Historic Oxford charity venue to be given a makeover thanks to Lottery funding
The historic Oxford Deaf and Hard of Hearing Centre, based in the heart of the City at St. Ebbe’s, has been given a boost. Thanks to £50,000 funding from the Big Potential Advanced Fund, the charity is now looking at plans for the future of the Centre and can seek support from other social lenders to deliver these plans.
The iconic Centre, which recently merged with Deaf Direct, has served as a hub of community activity for D/deaf people in the county for 60 years. Services currently available from the Centre include sign language interpreters, sign language classes, specialist equipment, coffee mornings for hard of hearing people and D/deaf sign language users. The Centre is regularly used by the Hard of Hearing Club, Oxfordshire Deaf Children’s Society, Deaf Club and Deaf Church. The venue is also well used by the wider local community including the Blood Donor Service and a range of activity groups.
The Centre is a regular participant in Oxford Open Doors events due to its Grade II Listed Tudor Cottage and boasts one of the oldest preserved features from the original city wall – a stone arch doorway.
However, despite the intriguing history behind the Centre, it is in desperate need of renovation. The existing buildings are in poor condition and expensive to run. Depending on further social investment, plans are being put in place to turn the Centre into a modern building which will continue to serve both the needs of D/deaf and hard of hearing people alongside those of the local community. The funding from Big Potential Advanced is therefore much-needed.
Big Potential is a Big Lottery Fund grant programme that will deliver approximately £20m of grant funding over three years to eligible voluntary, community and social enterprise (VCSE) organisations with the aim of improving their sustainability, capacity and scale in order that they may deliver greater social impact.
The programme has two routes; Breakthrough and Advanced. Big Potential Breakthrough helps VCSE organisations work out how social investment might work for them. Big Potential Advanced helps VCSE organisations with strong proposals apply for investment or challenge for contracts.
Big Potential is administered by Social Investment Business* for the Big Lottery Fund*, in partnership with Locality, Charity Bank, Social Enterprise UK, and the University of Northampton.
Philip Gerrard, CEO of Deaf Direct, commented,
“We are proud of the Centre’s rich history and renovations will make the best of the unique features the buildings have to offer. However, thanks to funding from the Big Potential Advanced Fund, we are hoping to encourage other social lenders to help us bring the Centre into the 21st Century and make it a building which is accessible for all communities in Oxford. We are working with a local firm, Oxford Architects LLP, to make plans which will protect the future of the Centre and the communities it serves.”
If you are living with hearing loss in Oxfordshire and would like support, please email firstname.lastname@example.org or ring 01905 746 301.
* Big Lottery Fund
The Big Lottery Fund, the largest distributor of National Lottery good cause funding, is responsible for giving out 40% of the money raised for good causes by the National Lottery.

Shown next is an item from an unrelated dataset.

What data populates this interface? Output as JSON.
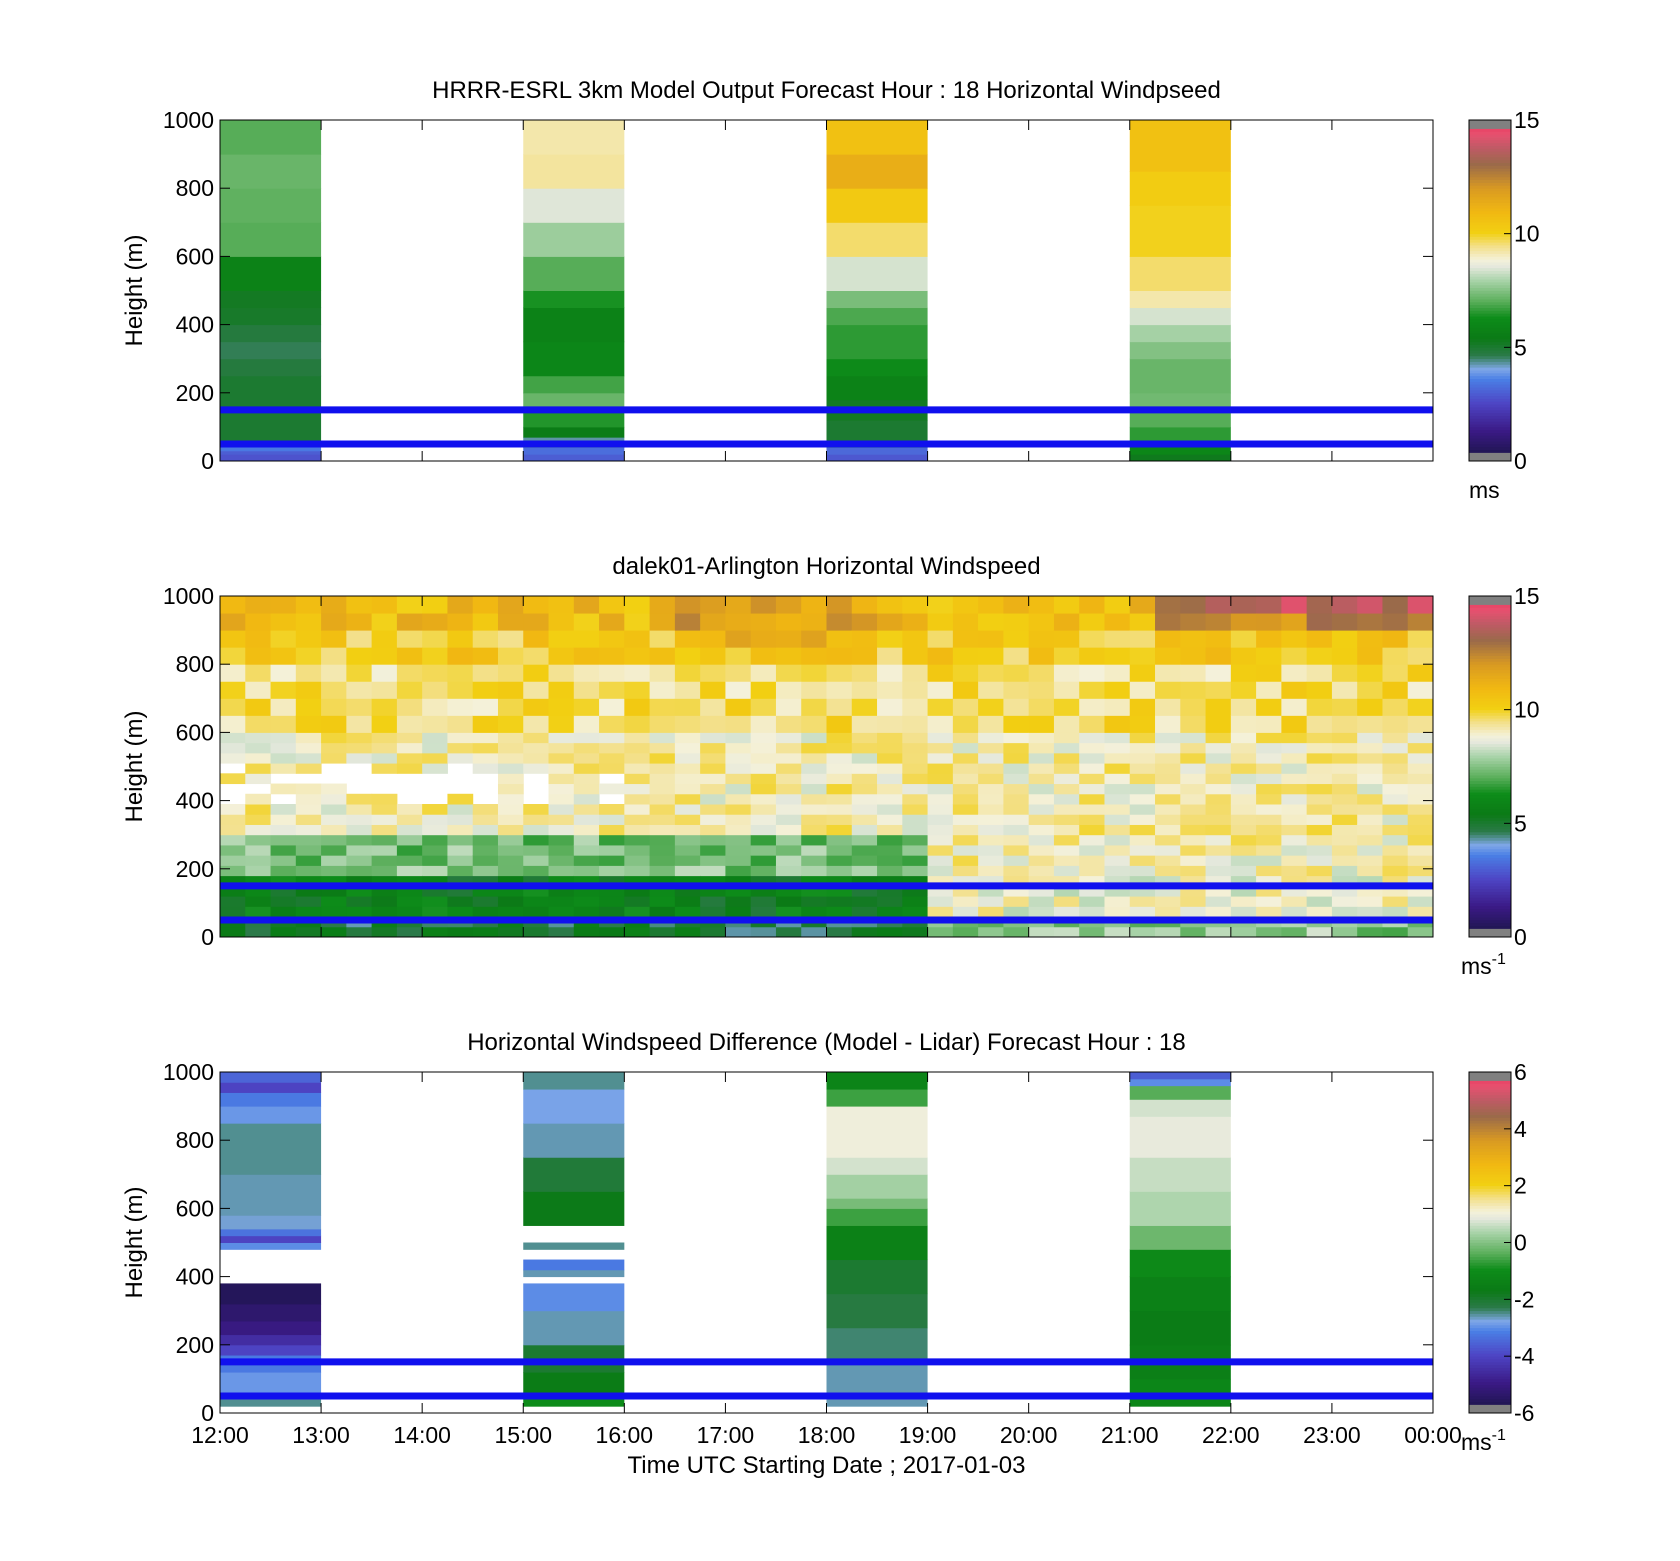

The Fund is committed to bringing real improvements to communities and the lives of people most in need and has been rolling out grants to health, education, environment and charitable causes across the UK. Since its inception in 2004 BIG has awarded close to £6bn.
The Fund was formally established by Parliament on 1 December 2006.
In the year ending 31 March 2013, 28% of total National Lottery revenue was returned to the Good Causes. Since the National Lottery began in 1994, over £30 billion has now been raised and more than 400,000 grants awarded across arts, sport, heritage, charities, health, education and the environment.
Social Investment Business
Social Investment Business provide loans, grants and strategic support to charities and social enterprises to help them change the lives of the people they work with.
They have helped hundreds of organisations become more resilient and sustainable so that they can grow and increase their impact.
They were one of the UK’s first social investors and since 2002 have provided over £380 million of loans and grants to charities and social enterprises.